I am all for making AI better and more aligned with things which are good for people. I don’t really like the term AI Safety though because it seems to encompass a lot of different things which need their own proper attention.

Stuff like:

  1. Bias in models and bad outcomes that result (ie. Weapons of Math Destruction)
  2. Ability of models to give people dangerous info (how to make a bomb or whatever)
  3. Concerns around privacy
  4. Loss of Jobs and/or increasing inequality
  5. Concerns that an All Powerful AGI will attack/destroy/enslave humanity

These are all important but they range in practicality from Already Happening to Sci Fi Fantasy.

We do need to be thinking about this stuff.
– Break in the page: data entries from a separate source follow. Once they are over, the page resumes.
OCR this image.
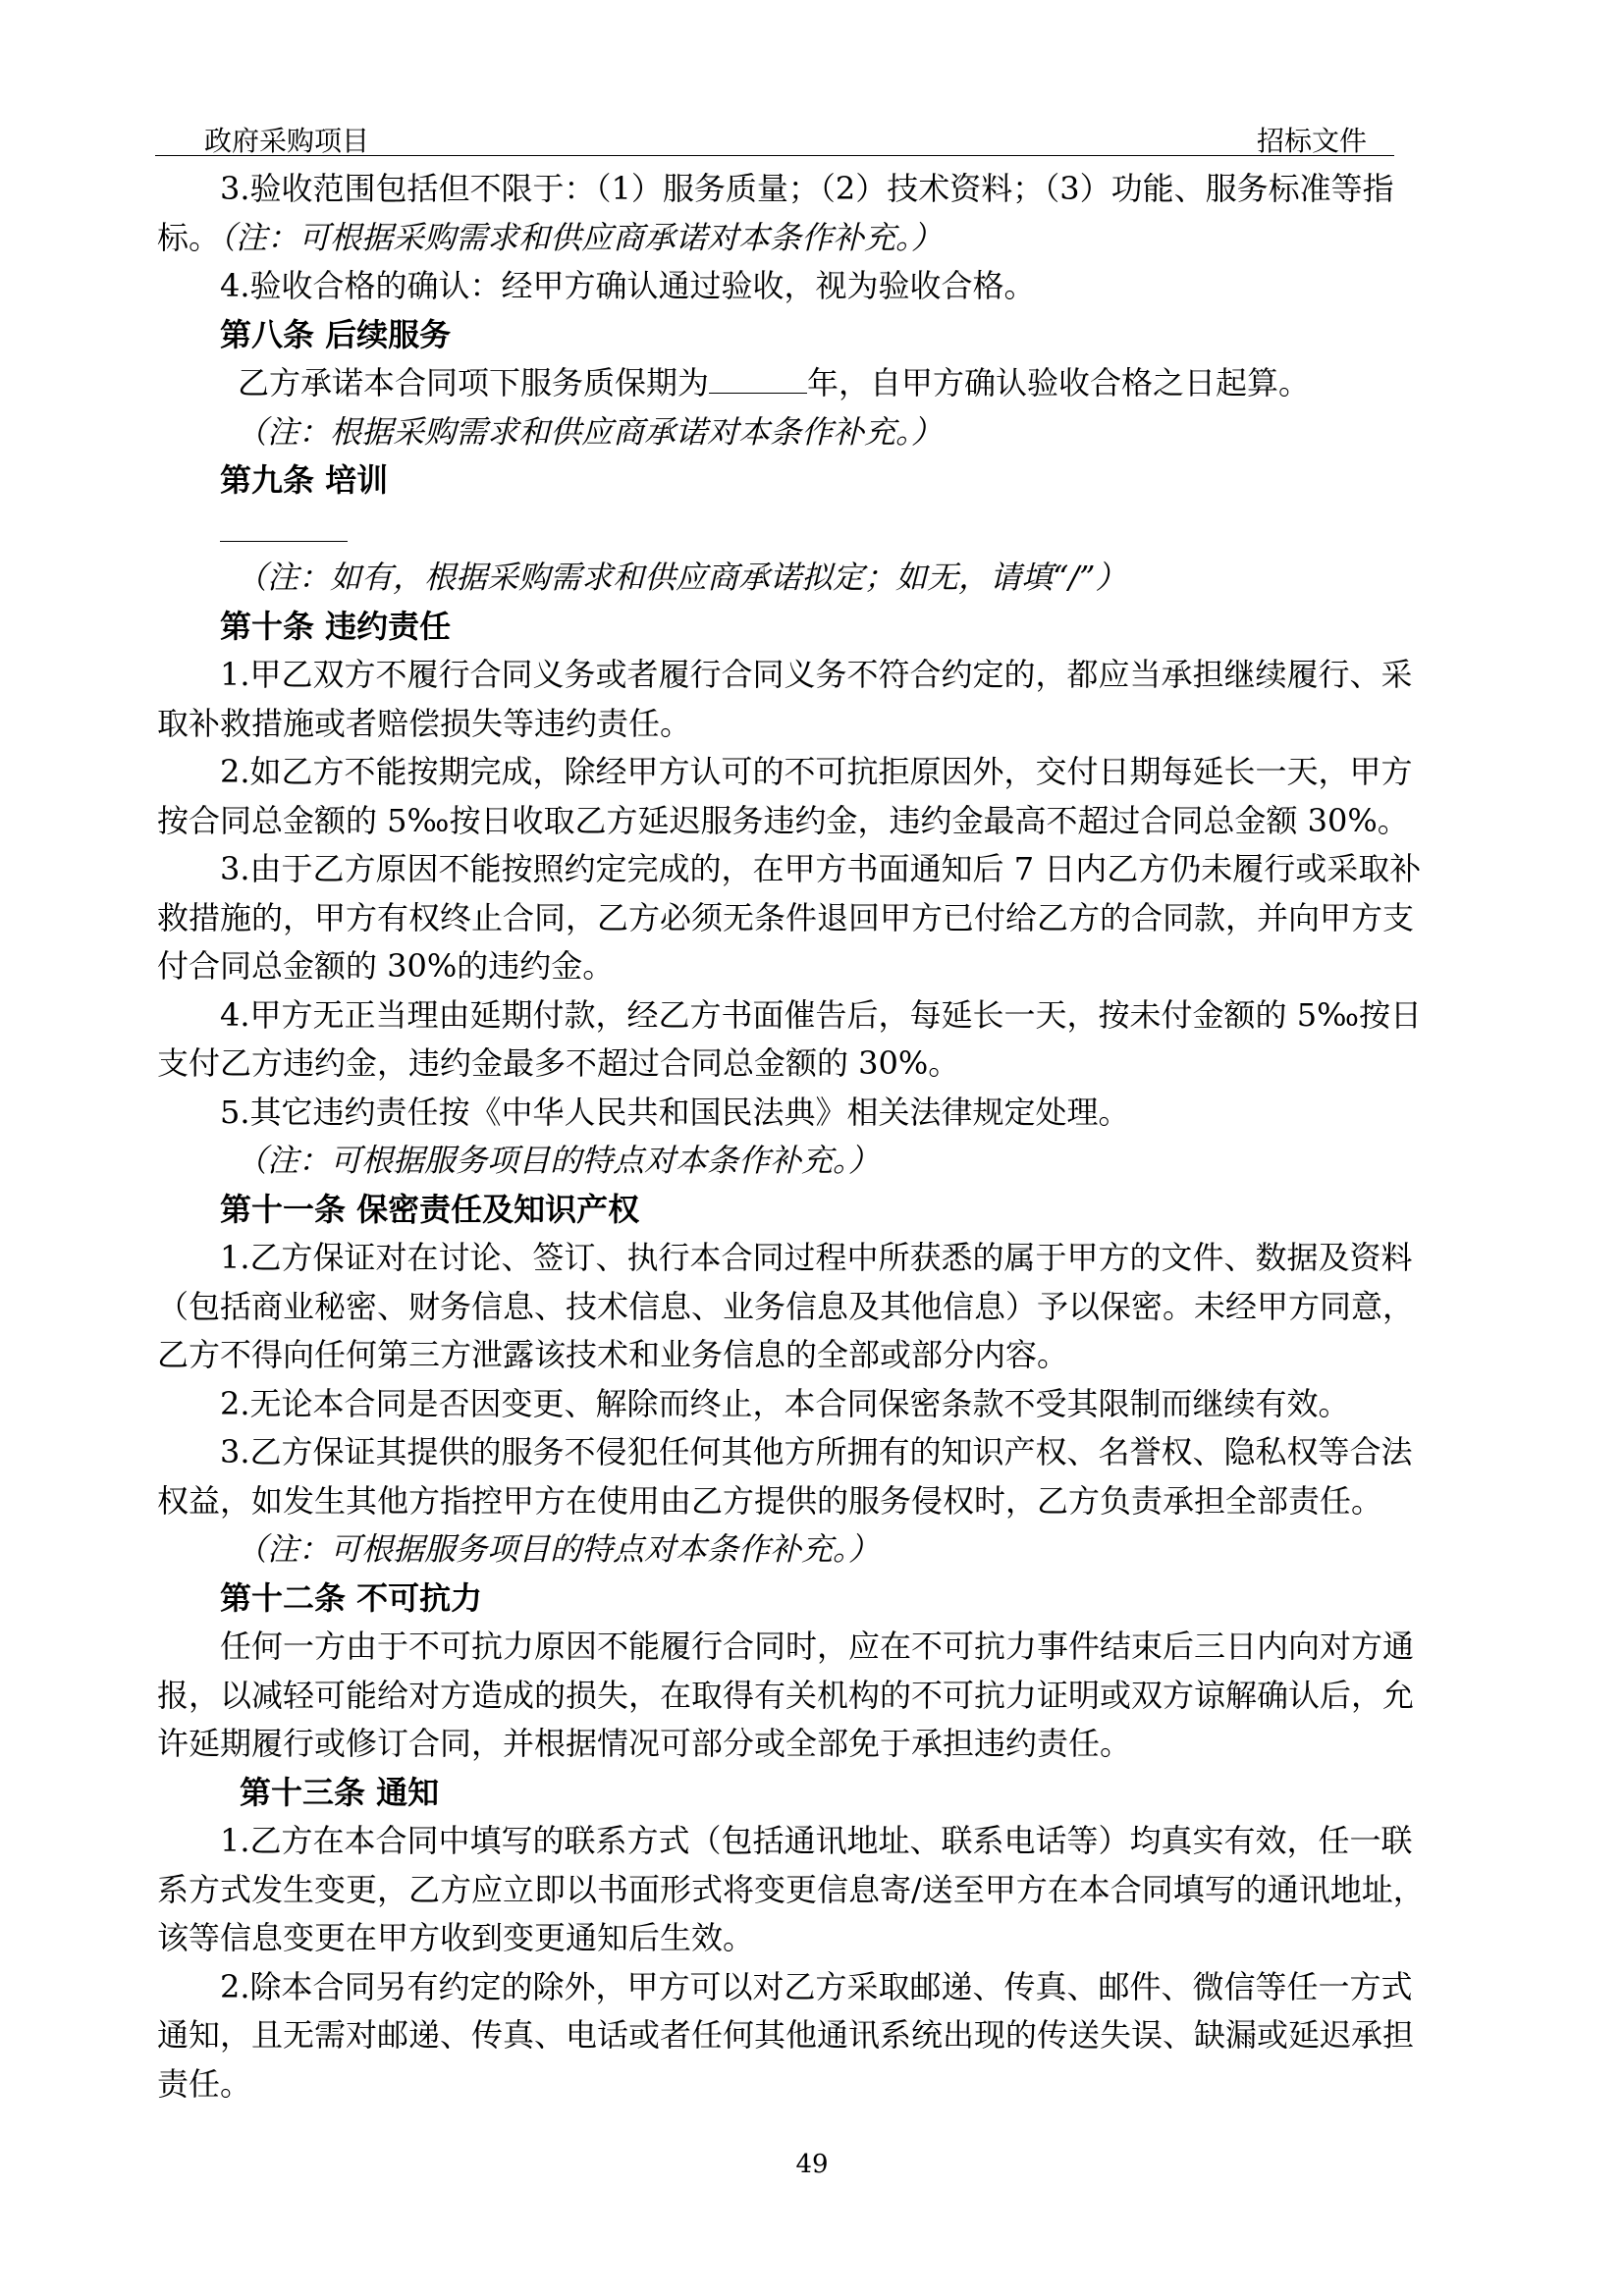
政府采购项目	招标文件
3.验收范围包括但不限于：（1）服务质量；（2）技术资料；（3）功能、服务标准等指
标。（注：可根据采购需求和供应商承诺对本条作补充。）
4.验收合格的确认：经甲方确认通过验收，视为验收合格。
第八条 后续服务
乙方承诺本合同项下服务质保期为	年，自甲方确认验收合格之日起算。
（注：根据采购需求和供应商承诺对本条作补充。）
第九条 培训
（注：如有，根据采购需求和供应商承诺拟定；如无，请填“/”）
第十条 违约责任
1.甲乙双方不履行合同义务或者履行合同义务不符合约定的，都应当承担继续履行、采
取补救措施或者赔偿损失等违约责任。
2.如乙方不能按期完成，除经甲方认可的不可抗拒原因外，交付日期每延长一天，甲方
按合同总金额的 5‰按日收取乙方延迟服务违约金，违约金最高不超过合同总金额 30%。
3.由于乙方原因不能按照约定完成的，在甲方书面通知后 7 日内乙方仍未履行或采取补
救措施的，甲方有权终止合同，乙方必须无条件退回甲方已付给乙方的合同款，并向甲方支
付合同总金额的 30%的违约金。
4.甲方无正当理由延期付款，经乙方书面催告后，每延长一天，按未付金额的 5‰按日
支付乙方违约金，违约金最多不超过合同总金额的 30%。
5.其它违约责任按《中华人民共和国民法典》相关法律规定处理。
（注：可根据服务项目的特点对本条作补充。）
第十一条 保密责任及知识产权
1.乙方保证对在讨论、签订、执行本合同过程中所获悉的属于甲方的文件、数据及资料
（包括商业秘密、财务信息、技术信息、业务信息及其他信息）予以保密。未经甲方同意，
乙方不得向任何第三方泄露该技术和业务信息的全部或部分内容。
2.无论本合同是否因变更、解除而终止，本合同保密条款不受其限制而继续有效。
3.乙方保证其提供的服务不侵犯任何其他方所拥有的知识产权、名誉权、隐私权等合法
权益，如发生其他方指控甲方在使用由乙方提供的服务侵权时，乙方负责承担全部责任。
（注：可根据服务项目的特点对本条作补充。）
第十二条 不可抗力
任何一方由于不可抗力原因不能履行合同时，应在不可抗力事件结束后三日内向对方通
报，以减轻可能给对方造成的损失，在取得有关机构的不可抗力证明或双方谅解确认后，允
许延期履行或修订合同，并根据情况可部分或全部免于承担违约责任。
第十三条 通知
1.乙方在本合同中填写的联系方式（包括通讯地址、联系电话等）均真实有效，任一联
系方式发生变更，乙方应立即以书面形式将变更信息寄/送至甲方在本合同填写的通讯地址，
该等信息变更在甲方收到变更通知后生效。
2.除本合同另有约定的除外，甲方可以对乙方采取邮递、传真、邮件、微信等任一方式
通知，且无需对邮递、传真、电话或者任何其他通讯系统出现的传送失误、缺漏或延迟承担
责任。
49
Items 1-3 feel like they can be addressed by developing the right rules and best practices, but that only will happen if people make the effort and understand the issues.

Number 4 is a bit harder to think about. I recently read Power and Progress which has some good ideas here but the voices of the tech utopians are pretty loud and don’t require anyone to actually do anything besides continue to worship them. This is a long term political project which can’t just be solved with better engineering.

I am not saying that is impossible and I enjoyed Mrs Davis, but I am a lot more worried about a case where some human actor uses AI against other people than worrying about Super-aligning a future AI so it doesn’t decide to go against us. I am skeptical of how well this could even work, in part because it seems like a hard problem but also because I don’t trust the people who are working on it. A bunch of tech lords sitting around deciding what a pro-social alignment would be for the god they are building doesn’t seem to be like its going to work out well.

I don’t really have a suggestion for better terms. I am just sad that when I read something about AI Safety concerns, it takes a lot of effort to know whether we are in talking about DAIR or LessWrong.